Blachotrapez: mamy ambitne plany
Ewa Szul-Skjoeldkrona: Większości z nas firma Blachotrapez kojarzy się ze sponsoringiem sportowym na najwyższym poziomie. Wspierają Państwo PZPN, PZN, a także konkretnych sportowców, m.in. Kamila Stocha i Kamila Glika. Jednak z pewnych źródeł wiem, że Blachotrapez wspiera również lokalne inicjatywy sportowe. Czy mógłby Pan powiedzieć jak i komu pomagacie? Rafał Michalski: To fakt.

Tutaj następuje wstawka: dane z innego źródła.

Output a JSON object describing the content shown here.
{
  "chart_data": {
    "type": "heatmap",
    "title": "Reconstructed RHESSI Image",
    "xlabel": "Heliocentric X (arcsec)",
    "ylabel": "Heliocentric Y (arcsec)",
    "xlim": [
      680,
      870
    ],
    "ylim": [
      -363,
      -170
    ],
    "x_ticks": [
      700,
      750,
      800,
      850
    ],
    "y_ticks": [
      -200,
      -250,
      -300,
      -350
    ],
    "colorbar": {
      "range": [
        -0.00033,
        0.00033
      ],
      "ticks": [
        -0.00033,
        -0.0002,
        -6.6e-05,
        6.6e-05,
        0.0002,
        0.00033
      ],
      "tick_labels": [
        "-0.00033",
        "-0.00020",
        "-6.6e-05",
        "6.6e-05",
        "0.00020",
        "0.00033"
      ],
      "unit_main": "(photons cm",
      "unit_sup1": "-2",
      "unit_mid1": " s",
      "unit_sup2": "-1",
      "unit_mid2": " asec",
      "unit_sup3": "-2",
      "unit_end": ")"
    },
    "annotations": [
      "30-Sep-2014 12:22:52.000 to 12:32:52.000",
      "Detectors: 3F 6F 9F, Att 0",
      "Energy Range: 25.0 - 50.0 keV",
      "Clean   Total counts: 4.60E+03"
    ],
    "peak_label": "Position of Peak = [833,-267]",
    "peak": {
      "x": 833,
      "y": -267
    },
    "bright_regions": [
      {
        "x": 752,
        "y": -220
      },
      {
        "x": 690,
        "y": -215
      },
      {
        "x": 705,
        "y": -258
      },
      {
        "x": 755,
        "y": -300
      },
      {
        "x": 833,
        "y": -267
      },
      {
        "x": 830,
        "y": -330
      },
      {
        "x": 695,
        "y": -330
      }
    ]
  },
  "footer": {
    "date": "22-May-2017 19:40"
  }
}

Sport jest szczególnie bliski naszej firmie i, tak jak słusznie Pani zauważyła, jesteśmy głównie kojarzeni jako partner kadry narodowej. Nic w tym dziwnego, reklamę firmy Blachotrapez można było zobaczyć podczas transmisji skoków narciarskich. A trzeba pamiętać, że te zimowe zawody ogląda łącznie w każdy weekend prawie 4 mln kibiców. Jest to na pewno liczba, która robi wrażenie. Jednak skoki na najwyższym poziomie to nie jedyna dziedzina sportu, którą wspieramy. Nasze działania sponsoringowe są również bardzo szerokie w wymiarze lokalnym. Jako Główny Sponsor Pucharu Tatr razem z Kamilem Stochem i jego zespołem pomagamy
46
młodemu pokoleniu skoczków. W naszym portfolio jest też futbol – jako sponsor finansujemy młodych zawodników Akademii Piłkarskiej Wierchy Rabka, a także międzynarodowe turnieje piłkarskie: Turniej Sokolika, STEEL CUP oraz Bellsport CUP. To jedne z najbardziej prestiżowych wydarzeń sportowych dla młodych piłkarzy na mapie Europy. Na naszą pomoc mogła też liczyć polska skialpinistka Anna Tybor i jej wyprawa na Manaslu. Ważnym elementem działalności społecznej firmy jest też edukacja. Kształcicie dekarzy i organizujecie dla nich szkolenia doskonalące. W pewnym sensie, w dobie upadku szkół zawodowych i technicznych oraz braku specjalistów na rynku, wypełniacie niszę edukacyjną. Dla kogo są takie szkolenia i jak wyglądają? Jaki cel Wam przyświeca? Stawiamy na specjalistów. Nie tylko edukujemy, ale i doceniamy niezwykłą pracę, którą wykonują – zapewniając niezawodne dachy stanowiące dla tysięcy rodzin ukoronowanie marzeń o własnym domu.